The film will be part of the main dramatic competition alongside the Searchlight-backed drama Suncoast starring Laura Linney and Woody Harrelson, Exhibiting Forgiveness starring André Holland as a painter reconciling with his addict father and Between the Temples, an “anxious comedy” led by Jason Schwartzman and the Triangle of Sadness star Dolly de Leon. The Filipino actor will also be at the festival in Ghostlight, a riff on Romeo and Juliet from Saint Frances writer Kelly O’Sullivan.
Four-time Oscar nominee Ronan will also return to Sundance after bringing the romantic drama Brooklyn to Park City back in 2015. She headlines The Outrun, an adaptation of Amy Liptrot’s memoir, playing a woman returning home to the Orkney Islands to confront her troubled past. The Guardian’s Will Self called Liptrot’s account of rehabilitation and recovery “brave but vulnerable”.
Chiwetel Ejiofor returns behind the camera with the fact-based drama Rob Peace about an inner-city Newark kid who makes it to Yale but when he returns home, his life descends into tragedy. It stars Jay Will, Camilla Cabello and Mary J Blige. His last film as director was 2019’s The Boy Who Harnessed the Wind.
Steven Soderbergh will also bring his new film Presence to the festival, a haunted house thriller starring Lucy Liu and Julia Fox. Details are under wraps but the film is written by David Koepp who last collaborated with Soderbergh for the pandemic-era thriller Kimi.

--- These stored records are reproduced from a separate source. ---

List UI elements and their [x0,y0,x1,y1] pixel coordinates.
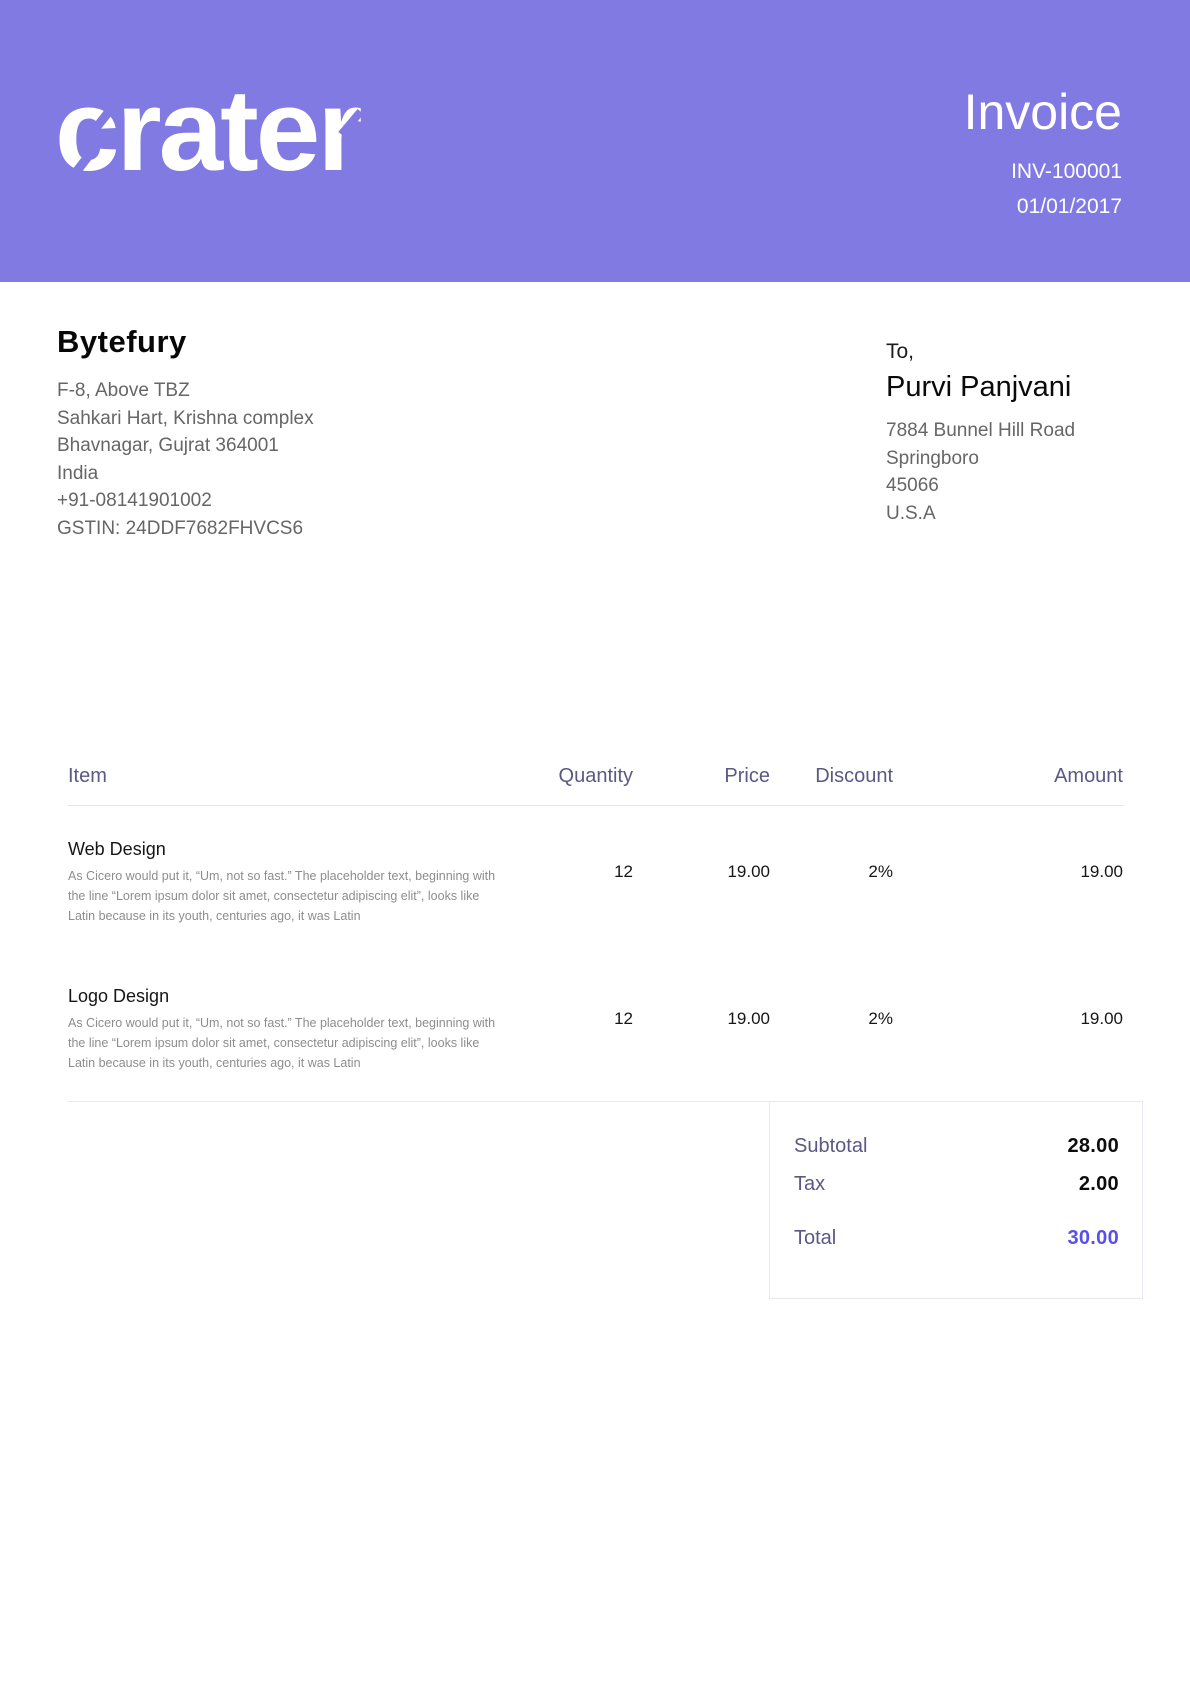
company-address-line: India [57,462,99,484]
table-row: Logo Design As Cicero would put it, “Um,… [68,953,1123,1102]
total-row: Total 30.00 [794,1227,1119,1250]
bill-to-name: Purvi Panjvani [886,371,1072,403]
item-amount: 19.00 [1080,862,1123,881]
invoice-banner: crater Invoice INV-100001 01/01/2017 [0,0,1190,282]
item-description: As Cicero would put it, “Um, not so fast… [68,1016,496,1070]
invoice-meta: Invoice INV-100001 01/01/2017 [964,84,1122,224]
totals-box: Subtotal 28.00 Tax 2.00 Total 30.00 [769,1100,1143,1299]
tax-label: Tax [794,1172,826,1195]
item-amount: 19.00 [893,953,1123,1102]
company-address-line: Bhavnagar, Gujrat 364001 [57,435,279,456]
bill-to-address-line: 7884 Bunnel Hill Road [886,420,1076,441]
bill-to-label: To, [886,340,915,363]
company-address-line: F-8, Above TBZ [57,380,190,401]
company-phone: +91-08141901002 [57,490,212,511]
bill-to-block: To, Purvi Panjvani 7884 Bunnel Hill Road… [886,340,1075,527]
item-price: 19.00 [633,953,770,1102]
subtotal-row: Subtotal 28.00 [794,1135,1119,1158]
column-header-quantity: Quantity [488,765,633,806]
item-name: Web Design [68,839,166,859]
item-quantity: 12 [614,862,633,881]
company-gstin: GSTIN: 24DDF7682FHVCS6 [57,517,304,539]
table-row: Web Design As Cicero would put it, “Um, … [68,806,1123,954]
bill-to-address-line: 45066 [886,475,939,496]
item-quantity: 12 [488,953,633,1102]
invoice-title: Invoice [963,84,1122,140]
column-header-item: Item [68,765,488,806]
items-table-header-row: Item Quantity Price Discount Amount [68,765,1123,806]
item-description: As Cicero would put it, “Um, not so fast… [68,869,496,923]
column-header-amount: Amount [893,765,1123,806]
company-name: Bytefury [57,324,187,359]
invoice-number: INV-100001 [1011,159,1122,183]
total-value: 30.00 [1067,1226,1119,1249]
tax-row: Tax 2.00 [794,1173,1119,1196]
item-discount: 2% [868,862,893,881]
subtotal-label: Subtotal [794,1134,868,1157]
company-address-line: Sahkari Hart, Krishna complex [57,407,314,429]
item-discount: 2% [770,953,893,1102]
bill-to-address-line: Springboro [886,447,979,469]
crater-logo-text: crater [55,65,362,195]
total-label: Total [794,1226,837,1249]
crater-logo: crater [55,72,364,188]
invoice-date: 01/01/2017 [1016,194,1122,218]
bill-to-address-line: U.S.A [886,502,936,524]
company-block: Bytefury F-8, Above TBZ Sahkari Hart, Kr… [57,324,314,542]
item-price: 19.00 [727,862,770,881]
tax-value: 2.00 [1078,1172,1119,1195]
line-items-section: Item Quantity Price Discount Amount Web … [68,765,1143,1299]
subtotal-value: 28.00 [1067,1134,1119,1157]
items-table: Item Quantity Price Discount Amount Web … [68,765,1123,1102]
column-header-price: Price [633,765,770,806]
column-header-discount: Discount [770,765,893,806]
item-name: Logo Design [68,986,170,1007]
address-section: Bytefury F-8, Above TBZ Sahkari Hart, Kr… [0,282,1190,765]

The festival, which has previously premiered horror titles such as Saw, Hereditary and Get Out, will also see a number of other genre titles launch this year such as the Emma Stone-produced I Saw the TV Glow from the We’re All Going to the World’s Fair director Jane Schoenbrun. The plot follows teenagers whose grasp on reality starts to slip after their favourite show is cancelled. It stars Justice Smith who will also be at the festival in the satire The American Society of Magical Negroes, about a secret society of Black people who dedicate their lives to helping white people.

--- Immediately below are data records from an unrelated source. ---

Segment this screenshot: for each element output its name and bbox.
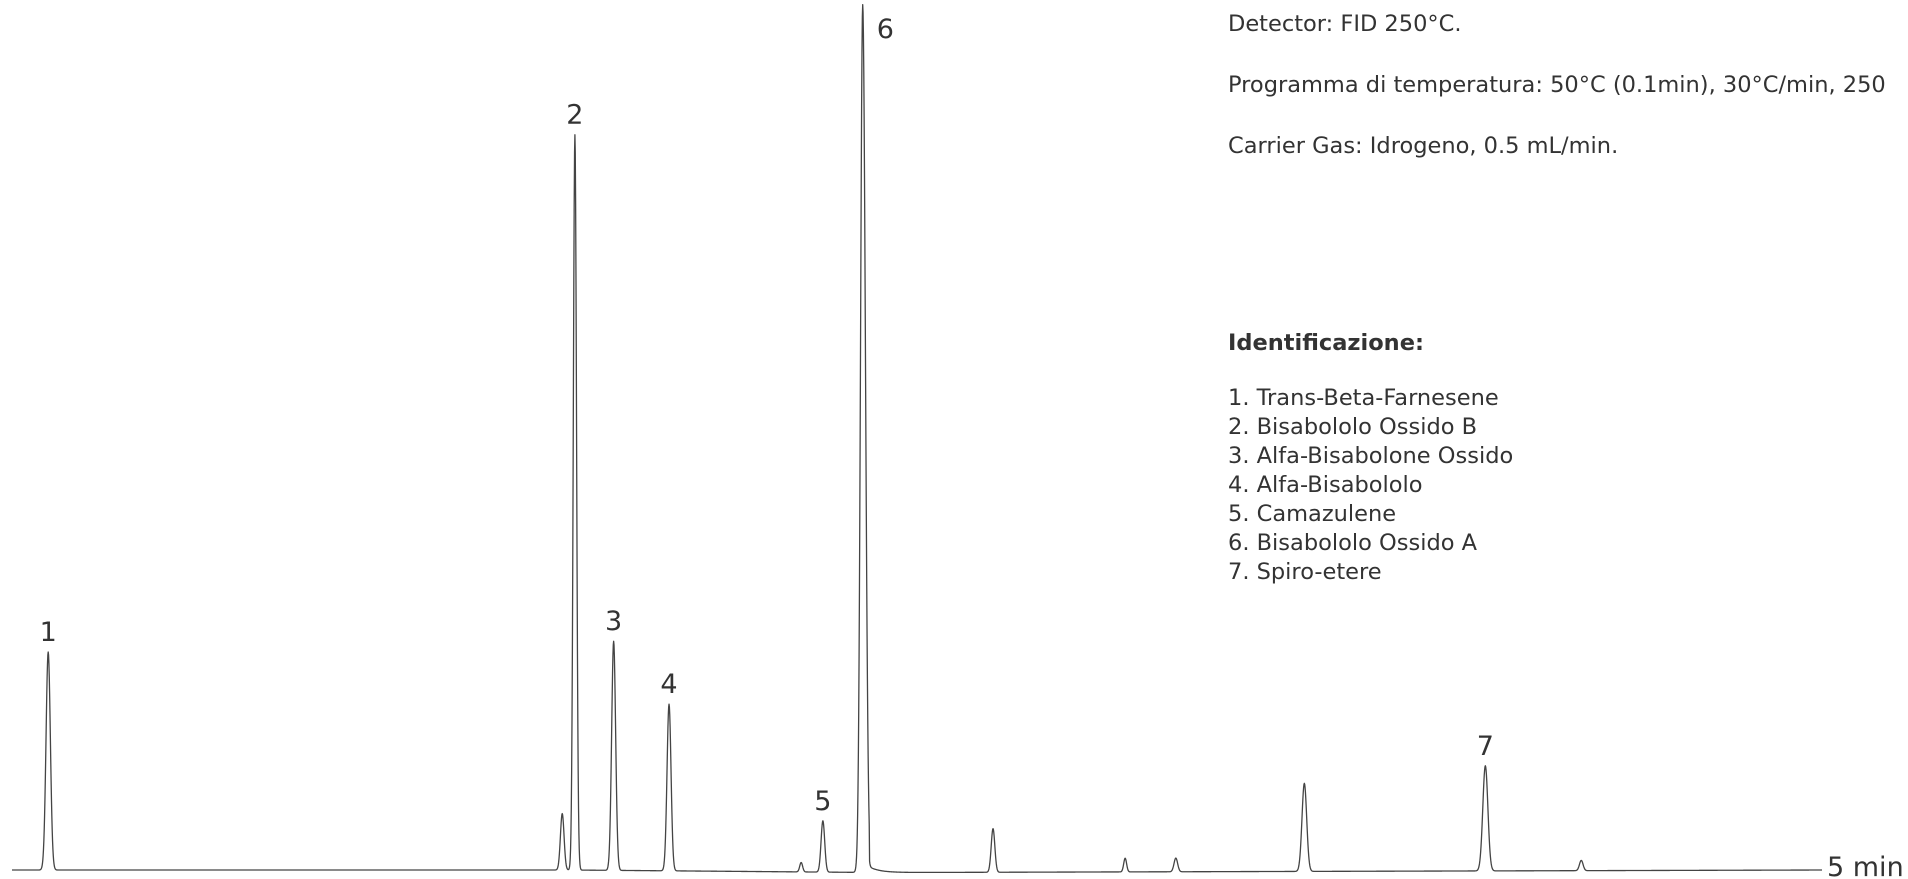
- peak-label-6: 6: [877, 14, 894, 45]
- identification-item: 1. Trans-Beta-Farnesene: [1228, 385, 1499, 411]
- temperature-program-condition: Programma di temperatura: 50°C (0.1min),…: [1228, 72, 1886, 98]
- x-axis-unit-label: 5 min: [1827, 852, 1904, 879]
- identification-item: 5. Camazulene: [1228, 501, 1397, 527]
- identification-item: 3. Alfa-Bisabolone Ossido: [1228, 443, 1514, 469]
- peak-label-1: 1: [40, 617, 57, 648]
- carrier-gas-condition: Carrier Gas: Idrogeno, 0.5 mL/min.: [1228, 133, 1619, 159]
- chromatogram-trace: [11, 3, 1823, 874]
- identification-title: Identificazione:: [1228, 330, 1424, 356]
- identification-item: 7. Spiro-etere: [1228, 559, 1382, 585]
- info-panel: Detector: FID 250°C. Programma di temper…: [1228, 10, 1908, 587]
- peak-label-4: 4: [660, 669, 677, 700]
- peak-label-5: 5: [814, 786, 831, 817]
- identification-list: 1. Trans-Beta-Farnesene 2. Bisabololo Os…: [1228, 384, 1908, 587]
- identification-item: 6. Bisabololo Ossido A: [1228, 530, 1478, 556]
- detector-condition: Detector: FID 250°C.: [1228, 11, 1462, 37]
- peak-label-7: 7: [1477, 731, 1494, 762]
- identification-item: 2. Bisabololo Ossido B: [1228, 414, 1478, 440]
- peak-labels: 1 2 3 4 5 6 7: [40, 14, 1494, 817]
- identification-item: 4. Alfa-Bisabololo: [1228, 472, 1423, 498]
- spacer: [1228, 193, 1908, 329]
- peak-label-2: 2: [566, 100, 583, 131]
- peak-label-3: 3: [605, 606, 622, 637]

Other premieres include the psychological thriller A Different Man starring Sebastian Stan as a man with neurofibromatosis who becomes obsessed with the actor starring as him in a play about his life; the 80s-set anthology Freaky Tales from the Half Nelson directors Anna Boden and Ryan Fleck starring Pedro Pascal and Normani; the Margot Robbie-produced comedy My Old Ass starring Aubrey Plaza; and Winner, a second narrative film about Reality Winner starring Coda’s Emilia Jones.
Documentaries at the festival will include Girls State, a follow-up to 2020’s Sundance award winner Boys State, the Strong Island director Yance Ford’s Power, about American policing, and Will and Harper, which follows Will Ferrell on a road trip with his close friend who is coming out as a trans woman. There will also be documentaries focused on Frida Kahlo, Christopher Reeve, the new wave band Devo and the Amazon Labor Union (ALU).

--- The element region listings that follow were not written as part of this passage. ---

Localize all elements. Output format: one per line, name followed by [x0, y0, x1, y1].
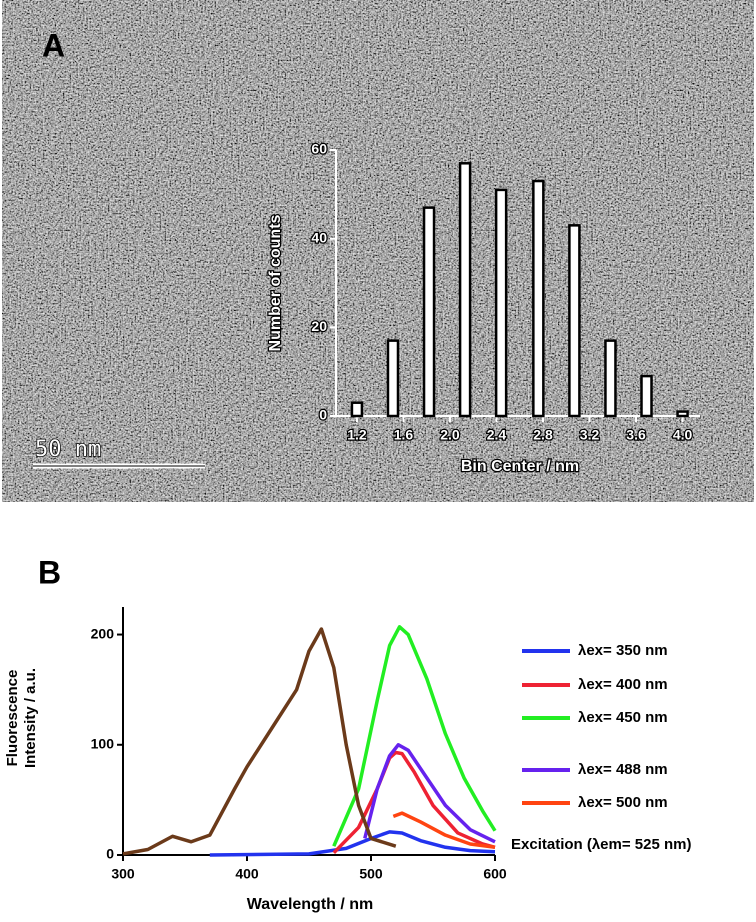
- y-tick-label: 0: [106, 846, 114, 862]
- x-tick-label: 500: [359, 866, 383, 882]
- bar: [458, 162, 472, 418]
- bar: [494, 188, 508, 418]
- x-tick-label: 2.4: [487, 427, 507, 443]
- x-tick-label: 1.2: [347, 427, 367, 443]
- x-tick-label: 600: [483, 866, 507, 882]
- series-line: [209, 830, 496, 857]
- x-tick-label: 1.6: [394, 427, 414, 443]
- series-line: [122, 627, 397, 856]
- series-line: [332, 750, 496, 855]
- y-tick-label: 40: [311, 229, 327, 245]
- x-tick-label: 300: [111, 866, 135, 882]
- bar: [532, 179, 545, 418]
- legend-label: λex= 500 nm: [578, 794, 668, 811]
- series-line: [392, 811, 496, 850]
- series-line: [332, 625, 497, 847]
- legend-label: λex= 400 nm: [578, 676, 668, 693]
- bar: [640, 374, 653, 418]
- bar: [350, 401, 364, 418]
- bar: [386, 339, 400, 418]
- y-tick-label: 200: [91, 625, 115, 641]
- bar: [568, 224, 581, 418]
- legend-label: Excitation (λem= 525 nm): [511, 836, 691, 853]
- scale-bar-label: 50 nm: [35, 437, 101, 462]
- x-tick-label: 4.0: [673, 427, 693, 443]
- y-axis-title: Fluorescence Intensity / a.u.: [4, 667, 39, 769]
- x-tick-label: 3.6: [626, 427, 646, 443]
- x-tick-label: 2.8: [533, 427, 553, 443]
- panel-label: A: [42, 27, 65, 63]
- bar: [422, 206, 436, 418]
- bar: [676, 410, 689, 418]
- bar: [604, 339, 617, 418]
- x-tick-label: 2.0: [440, 427, 460, 443]
- y-tick-label: 100: [91, 735, 115, 751]
- y-tick-label: 60: [311, 141, 327, 157]
- x-axis-title: Bin Center / nm: [461, 458, 579, 475]
- x-tick-label: 3.2: [580, 427, 600, 443]
- tem-texture: [2, 0, 754, 502]
- y-tick-label: 20: [311, 318, 327, 334]
- panel-label: B: [38, 554, 61, 590]
- legend-label: λex= 450 nm: [578, 709, 668, 726]
- y-tick-label: 0: [319, 407, 327, 423]
- legend-label: λex= 488 nm: [578, 761, 668, 778]
- y-axis-title: Number of counts: [267, 214, 284, 351]
- x-axis-title: Wavelength / nm: [247, 896, 374, 913]
- legend-label: λex= 350 nm: [578, 642, 668, 659]
- x-tick-label: 400: [235, 866, 259, 882]
- series-line: [363, 743, 496, 844]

“From the first edition in 1985, Sundance film festival has aimed to provide a space to gather, celebrate and engage with risk-taking artists that are committed to bringing their independent visions to audiences – the Festival remains true to that goal to this day,” said Robert Redford, the founder and president of the Sundance Institute. “It continues to evolve, but its legacy of showcasing bold work that starts necessary conversations continues with the 2024 program.”
Of the 82 films announced so far, 46% were directed by one or more film-makers who identify as women and 45% were directed by one or more film-makers who identify as people of color.
Next year’s festival takes place from 18 to 28 January.